Southport killings will be a "line in the sand" - PM

Sir Keir Starmer has announced a review of counter-terror systems and the way Britain protects children from violence available online

Author: Liam ArrowsmithPublished 21st Jan 2025
Last updated 21st Jan 2025

The Prime Minister has promised the brutal killings of three little girls in Southport will be a "line in the sand", as the Government announces an inquiry into state failings.

Sir Keir Starmer has said the failure of state institutions in the case of child-killer Axel Rudakubana "frankly leaps off the page".

The 18-year-old pleaded guilty on Monday to murdering three girls at a Taylor Swift-themed dance class in July.

Despite contact with state agencies such as Prevent, authorities failed to stop the attack which claimed the lives of Alice da Silva Aguiar, nine, Bebe King, six, and Elsie Dot Stancombe, seven.

The Home Secretary announced an inquiry into the case on Monday evening, saying the country needed "independent answers" on Prevent and other agencies' contact with the "extremely violent" Rudakubana and "how he came to be so dangerous".

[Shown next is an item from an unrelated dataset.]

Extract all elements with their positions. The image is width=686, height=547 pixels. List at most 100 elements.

Addressing the nation on Tuesday, Sir Keir Starmer said: "As part of the inquiry launched by the Home Secretary yesterday, I will not let any institution of the state deflect from their failure - failure which in this case, frankly, leaps off the page."

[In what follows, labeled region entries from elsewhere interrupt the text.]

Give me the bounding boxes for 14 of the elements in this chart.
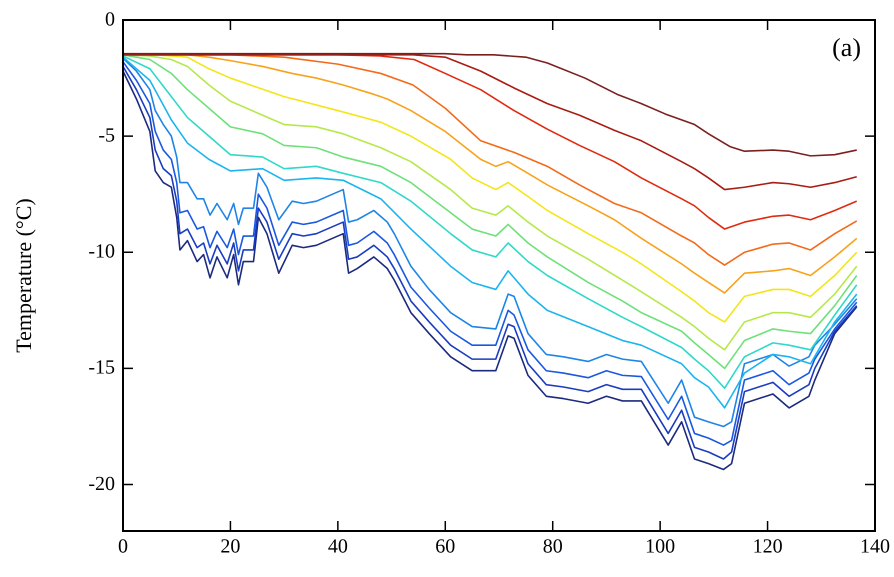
x-tick-label: 120 <box>752 535 783 558</box>
y-tick-label: -5 <box>98 124 115 146</box>
x-tick-label: 20 <box>220 535 240 558</box>
x-tick-label: 80 <box>542 535 563 558</box>
y-tick-label: -15 <box>88 356 115 379</box>
x-tick-label: 100 <box>645 535 676 558</box>
x-tick-label: 140 <box>860 535 890 558</box>
y-tick-label: 0 <box>105 8 115 30</box>
y-tick-label: -20 <box>88 472 115 495</box>
x-tick-label: 40 <box>328 535 348 558</box>
x-tick-label: 60 <box>435 535 456 558</box>
y-axis-title: Temperature (°C) <box>10 198 36 353</box>
annotation: (a) <box>832 32 861 62</box>
y-tick-label: -10 <box>88 240 115 263</box>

"For example, the perpetrator was referred to the Prevent programme on three separate occasions - in 2019 once and in 2021 twice.

"Yet, on each of these occasions, a judgment was made that he did not meet the threshold for intervention - a judgment that was clearly wrong and which failed those families. And I acknowledge that here today."

The PM added that the Southport killings "must be a line in the sand for Britain".

Sir Keir said the murders showed "terrorism has changed", with "acts of extreme violence carried out by loners, misfits, young men in their bedrooms", and he will change the law if necessary to tackle the "new and dangerous" threat.

He said: "The predominant threat was highly organised groups with clear political intent - groups like al Qaida.

"That threat, of course, remains, but now, alongside that, we also see acts of extreme violence perpetrated by loners, misfits, young men in their bedroom accessing all manner of material online - desperate for notoriety, sometimes inspired by traditional terrorist groups, but fixated on that extreme violence, seemingly for its own sake."